You'll also notice that I put my nix configuration in a shared /home directory instead of /etc/nixos. I think I'm the only person to ever do this because I am neurotic and having to sudo to use version control on my OS config isn't my fave workflow.
Quick question, the url https://nixos.org/nixos/download.html lists the same url for both 32 and 64bits iso, I wonder if these are multiarch images or just an error.
Because of how Nix works, upgrading should leave your system in an identical state as if you had done a fresh install.
You can even downgrade if you want. I've switched to unstable and back to 16.03 (and now to 16.09) without a reinstall and everything still works perfectly.
The main issue I had while using NixOS is that it has a small and somewhat broken set of packages.

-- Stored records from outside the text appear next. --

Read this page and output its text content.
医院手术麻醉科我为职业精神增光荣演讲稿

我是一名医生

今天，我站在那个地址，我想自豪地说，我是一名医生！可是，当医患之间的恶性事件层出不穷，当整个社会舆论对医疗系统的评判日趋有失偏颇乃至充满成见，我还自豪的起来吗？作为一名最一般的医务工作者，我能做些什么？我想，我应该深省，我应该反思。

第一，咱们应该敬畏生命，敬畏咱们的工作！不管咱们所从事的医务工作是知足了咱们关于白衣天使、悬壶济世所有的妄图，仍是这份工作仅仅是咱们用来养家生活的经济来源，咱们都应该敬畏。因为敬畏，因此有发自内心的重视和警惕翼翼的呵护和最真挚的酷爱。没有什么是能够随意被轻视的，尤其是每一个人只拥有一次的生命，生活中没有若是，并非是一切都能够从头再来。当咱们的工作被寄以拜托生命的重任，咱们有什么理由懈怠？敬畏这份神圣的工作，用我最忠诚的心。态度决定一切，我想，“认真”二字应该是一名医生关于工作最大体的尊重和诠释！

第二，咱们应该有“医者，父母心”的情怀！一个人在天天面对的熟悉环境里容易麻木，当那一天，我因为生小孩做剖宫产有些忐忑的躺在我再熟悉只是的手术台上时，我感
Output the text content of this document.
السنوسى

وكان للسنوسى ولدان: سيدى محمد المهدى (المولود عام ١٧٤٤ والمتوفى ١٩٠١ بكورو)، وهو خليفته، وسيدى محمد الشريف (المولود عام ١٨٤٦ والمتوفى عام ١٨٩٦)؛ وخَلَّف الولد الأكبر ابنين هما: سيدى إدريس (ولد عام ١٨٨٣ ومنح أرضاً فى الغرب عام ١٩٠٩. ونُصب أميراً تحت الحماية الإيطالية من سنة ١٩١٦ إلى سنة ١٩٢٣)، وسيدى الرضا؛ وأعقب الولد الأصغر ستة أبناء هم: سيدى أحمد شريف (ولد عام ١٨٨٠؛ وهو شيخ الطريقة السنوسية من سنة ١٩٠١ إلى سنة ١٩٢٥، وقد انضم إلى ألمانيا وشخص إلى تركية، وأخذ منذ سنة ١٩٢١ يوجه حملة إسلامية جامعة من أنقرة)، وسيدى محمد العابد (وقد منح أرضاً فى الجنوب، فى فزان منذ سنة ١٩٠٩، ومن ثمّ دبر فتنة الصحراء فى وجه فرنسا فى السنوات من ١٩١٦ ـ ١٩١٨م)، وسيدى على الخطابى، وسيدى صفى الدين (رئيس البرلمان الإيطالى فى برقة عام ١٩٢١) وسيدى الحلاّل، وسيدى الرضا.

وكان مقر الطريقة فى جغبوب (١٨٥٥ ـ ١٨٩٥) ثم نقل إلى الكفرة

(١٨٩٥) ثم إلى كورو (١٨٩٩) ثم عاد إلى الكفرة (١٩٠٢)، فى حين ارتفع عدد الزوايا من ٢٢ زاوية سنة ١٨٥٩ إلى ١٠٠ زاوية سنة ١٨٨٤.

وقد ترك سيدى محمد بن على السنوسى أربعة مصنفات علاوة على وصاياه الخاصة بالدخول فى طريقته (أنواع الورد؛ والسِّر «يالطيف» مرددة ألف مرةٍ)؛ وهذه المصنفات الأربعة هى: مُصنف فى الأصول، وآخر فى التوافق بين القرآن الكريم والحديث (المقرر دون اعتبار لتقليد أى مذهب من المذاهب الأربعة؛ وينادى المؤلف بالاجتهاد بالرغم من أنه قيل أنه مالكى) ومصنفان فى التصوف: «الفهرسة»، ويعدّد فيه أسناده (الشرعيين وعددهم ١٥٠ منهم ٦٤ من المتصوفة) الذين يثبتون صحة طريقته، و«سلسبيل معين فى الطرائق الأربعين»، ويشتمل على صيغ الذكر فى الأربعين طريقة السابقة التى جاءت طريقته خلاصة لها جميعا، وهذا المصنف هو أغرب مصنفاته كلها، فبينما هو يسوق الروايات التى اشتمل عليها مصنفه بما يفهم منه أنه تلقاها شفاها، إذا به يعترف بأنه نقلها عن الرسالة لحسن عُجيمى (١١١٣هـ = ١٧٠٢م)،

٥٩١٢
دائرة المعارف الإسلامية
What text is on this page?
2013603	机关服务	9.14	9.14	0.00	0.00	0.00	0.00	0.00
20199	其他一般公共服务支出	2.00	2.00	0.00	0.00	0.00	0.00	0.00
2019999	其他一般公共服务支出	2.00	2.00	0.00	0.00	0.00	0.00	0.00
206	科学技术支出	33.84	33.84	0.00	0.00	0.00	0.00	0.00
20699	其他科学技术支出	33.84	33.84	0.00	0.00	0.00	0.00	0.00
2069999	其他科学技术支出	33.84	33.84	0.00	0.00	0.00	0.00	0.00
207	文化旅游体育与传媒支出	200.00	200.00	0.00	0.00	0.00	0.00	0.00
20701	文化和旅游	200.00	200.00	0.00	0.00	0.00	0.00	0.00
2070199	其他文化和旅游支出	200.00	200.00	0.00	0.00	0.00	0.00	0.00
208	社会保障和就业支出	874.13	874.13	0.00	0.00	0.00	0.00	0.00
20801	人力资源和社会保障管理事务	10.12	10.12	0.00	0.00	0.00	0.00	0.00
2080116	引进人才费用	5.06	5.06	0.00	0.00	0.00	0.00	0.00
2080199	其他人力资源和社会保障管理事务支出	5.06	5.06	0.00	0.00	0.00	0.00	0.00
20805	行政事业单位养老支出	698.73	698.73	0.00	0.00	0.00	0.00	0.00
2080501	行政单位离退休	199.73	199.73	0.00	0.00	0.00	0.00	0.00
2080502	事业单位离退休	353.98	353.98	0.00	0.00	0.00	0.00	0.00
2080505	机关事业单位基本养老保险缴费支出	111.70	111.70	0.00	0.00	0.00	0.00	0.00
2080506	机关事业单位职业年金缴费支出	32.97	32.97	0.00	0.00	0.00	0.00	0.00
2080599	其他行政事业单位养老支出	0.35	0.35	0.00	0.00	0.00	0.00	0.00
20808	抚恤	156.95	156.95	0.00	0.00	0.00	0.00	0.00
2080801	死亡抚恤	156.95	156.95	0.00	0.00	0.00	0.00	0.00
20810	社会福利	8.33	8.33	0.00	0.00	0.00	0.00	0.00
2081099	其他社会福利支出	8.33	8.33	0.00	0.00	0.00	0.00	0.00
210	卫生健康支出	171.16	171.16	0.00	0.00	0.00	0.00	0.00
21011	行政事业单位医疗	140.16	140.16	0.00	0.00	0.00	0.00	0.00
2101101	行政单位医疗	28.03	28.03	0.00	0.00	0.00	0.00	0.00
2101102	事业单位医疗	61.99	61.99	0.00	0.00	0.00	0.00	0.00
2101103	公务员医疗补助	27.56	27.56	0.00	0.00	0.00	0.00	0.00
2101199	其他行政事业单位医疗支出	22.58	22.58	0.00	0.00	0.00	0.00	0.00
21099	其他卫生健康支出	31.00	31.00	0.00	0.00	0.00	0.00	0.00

This is compounded by the very incomplete Nix documentation - its way too hard to create new packages.
Perhaps it is hard to discover how to, but I was about to post here and say one of the best things about nix is how easy it is to hack and add packages. It does require a bit of learning about how it works, but once you do the whole system is quite understandable. It's also very easy to test out things locally, overriding and extending the nix package collection. It is fairly straightforward to set up, build and install your own local projects as nix packages. Even I -- a mere web developer, who mostly uses OS X -- got a package definition merged into the main repository, it was that simple.
I agree the documentation needs work. It can be a real exercise in institutional knowledge sometimes to piece things together. I'd love to help you package something new, or fix an existing package if you would like. The thing that kept me going is how easy it was to fix ... after learning the incantations.
I think the project as a whole would welcome suggestions on where to improve docs as well, and would _definitely_ appreciate some new docs being written. It is hard to do this once you're too familiar :(.
[0] https://github.com/NixOS/nixpkgs/issues/18995
Yeah. The devs believed it was okay to make gcc -O2 by default and impossible to override from the command line you gave to gcc.
If you encountered this issue I hope google could quickly bring you to that issue on github. Good luck and don't waste hours to figure out why.